I struggle with all of these, except #3. I have been fortunate enough to have nothing but support and admiration from friends and family.

However, my son has had to endure snide comments from friends and their parents.

Now only gutless individuals can ridicule and question and poke fun of a child and yet not say a word to the parent when encountered.

I have been writing my own series of questions regarding home education... when my questions tend to run low or out I plan to write a series questioning public schooling. I think that lists like what you have posted and questions like I am asking help those investigating and researching the idea of home educating!

Thanks for sharing that list... I don't feel so awful now :-)

Marcy Muser said...


I'm glad the list was helpful.
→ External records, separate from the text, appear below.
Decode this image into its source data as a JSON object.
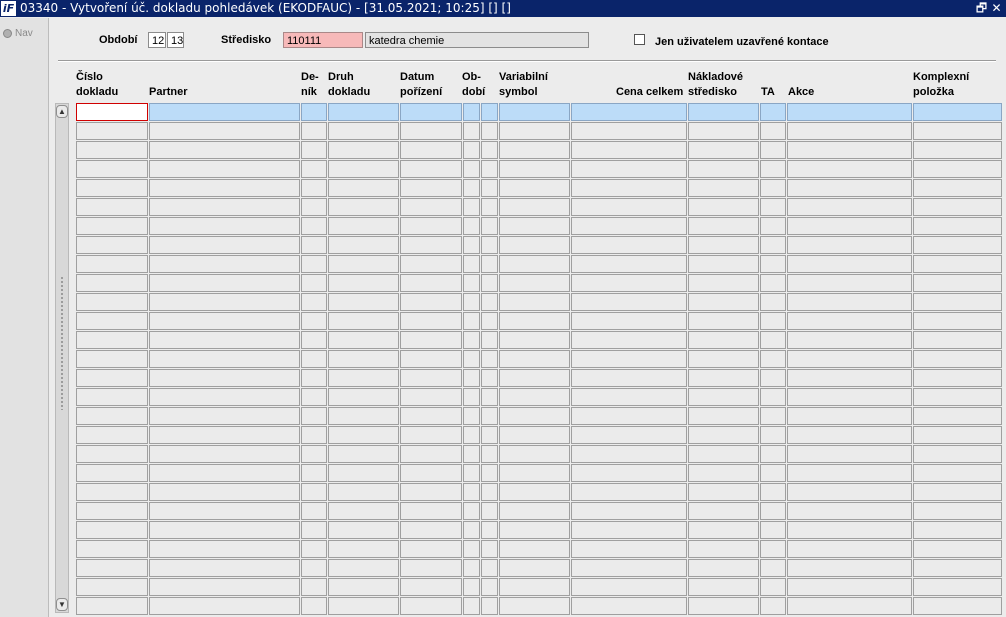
{
  "window": {
    "title": "03340 - Vytvoření úč. dokladu pohledávek (EKODFAUC) - [31.05.2021; 10:25] [] []",
    "app_icon": "ifis-logo-icon",
    "restore_icon": "restore-window-icon",
    "close_icon": "close-window-icon",
    "restore_glyph": "🗗",
    "close_glyph": "✕"
  },
  "nav": {
    "label": "Nav"
  },
  "filters": {
    "obdobi_label": "Období",
    "obdobi_from": "12",
    "obdobi_to": "13",
    "stredisko_label": "Středisko",
    "stredisko_code": "110111",
    "stredisko_name": "katedra chemie",
    "closed_by_user_label": "Jen uživatelem uzavřené kontace",
    "closed_by_user_checked": false
  },
  "table": {
    "headers": {
      "cislo": [
        "Číslo",
        "dokladu"
      ],
      "partner": "Partner",
      "denik": [
        "De-",
        "ník"
      ],
      "druh": [
        "Druh",
        "dokladu"
      ],
      "datum": [
        "Datum",
        "pořízení"
      ],
      "obdobi": [
        "Ob-",
        "dobí"
      ],
      "vs": [
        "Variabilní",
        "symbol"
      ],
      "cena": "Cena celkem",
      "nakl": [
        "Nákladové",
        "středisko"
      ],
      "ta": "TA",
      "akce": "Akce",
      "kompl": [
        "Komplexní",
        "položka"
      ]
    },
    "row_count": 27,
    "current_row": 0
  },
  "colors": {
    "titlebar": "#0a246a",
    "current_row": "#bcdcf8",
    "required_field": "#f7b9b9",
    "focus_border": "#d00000"
  }
}
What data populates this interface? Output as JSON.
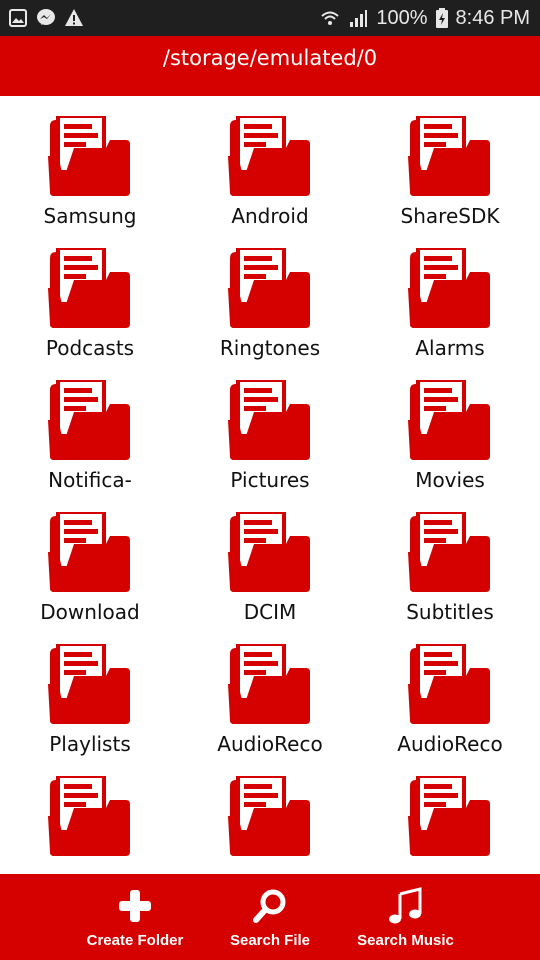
{
  "status_bar": {
    "battery": "100%",
    "time": "8:46 PM",
    "icons": [
      "gallery-icon",
      "messenger-icon",
      "warning-icon",
      "wifi-icon",
      "signal-icon",
      "battery-icon"
    ]
  },
  "header": {
    "path": "/storage/emulated/0"
  },
  "folders": [
    {
      "label": "Samsung"
    },
    {
      "label": "Android"
    },
    {
      "label": "ShareSDK"
    },
    {
      "label": "Podcasts"
    },
    {
      "label": "Ringtones"
    },
    {
      "label": "Alarms"
    },
    {
      "label": "Notifica-"
    },
    {
      "label": "Pictures"
    },
    {
      "label": "Movies"
    },
    {
      "label": "Download"
    },
    {
      "label": "DCIM"
    },
    {
      "label": "Subtitles"
    },
    {
      "label": "Playlists"
    },
    {
      "label": "AudioReco"
    },
    {
      "label": "AudioReco"
    },
    {
      "label": ""
    },
    {
      "label": ""
    },
    {
      "label": ""
    }
  ],
  "toolbar": {
    "create_folder": "Create Folder",
    "search_file": "Search File",
    "search_music": "Search Music"
  },
  "colors": {
    "accent": "#d50000",
    "status_bar": "#1f1f1f",
    "text": "#111111"
  }
}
I do think it expresses some of the areas we all struggle with when we're homeschooling - and at the same time points out exactly the values we're fighting for.

After all, it's a GOOD thing we have to learn to accept each other and get along, right? (In the long run, I mean - in the short run it's pretty aggravating!) And it's a good thing we have to live our lives as we'd want our kids to live, and to be resourceful, and to take care of ourselves, and so on.

It seems to me the hard part of homeschooling is really the hard part of life - we have to grow up and become responsible, contributing adults. Many people are able to avoid some of that by sending their kids away to school about the time they begin to really challenge them - as homeschoolers, we have to deal with those issues instead. Long term, I think we will be better off for having done so.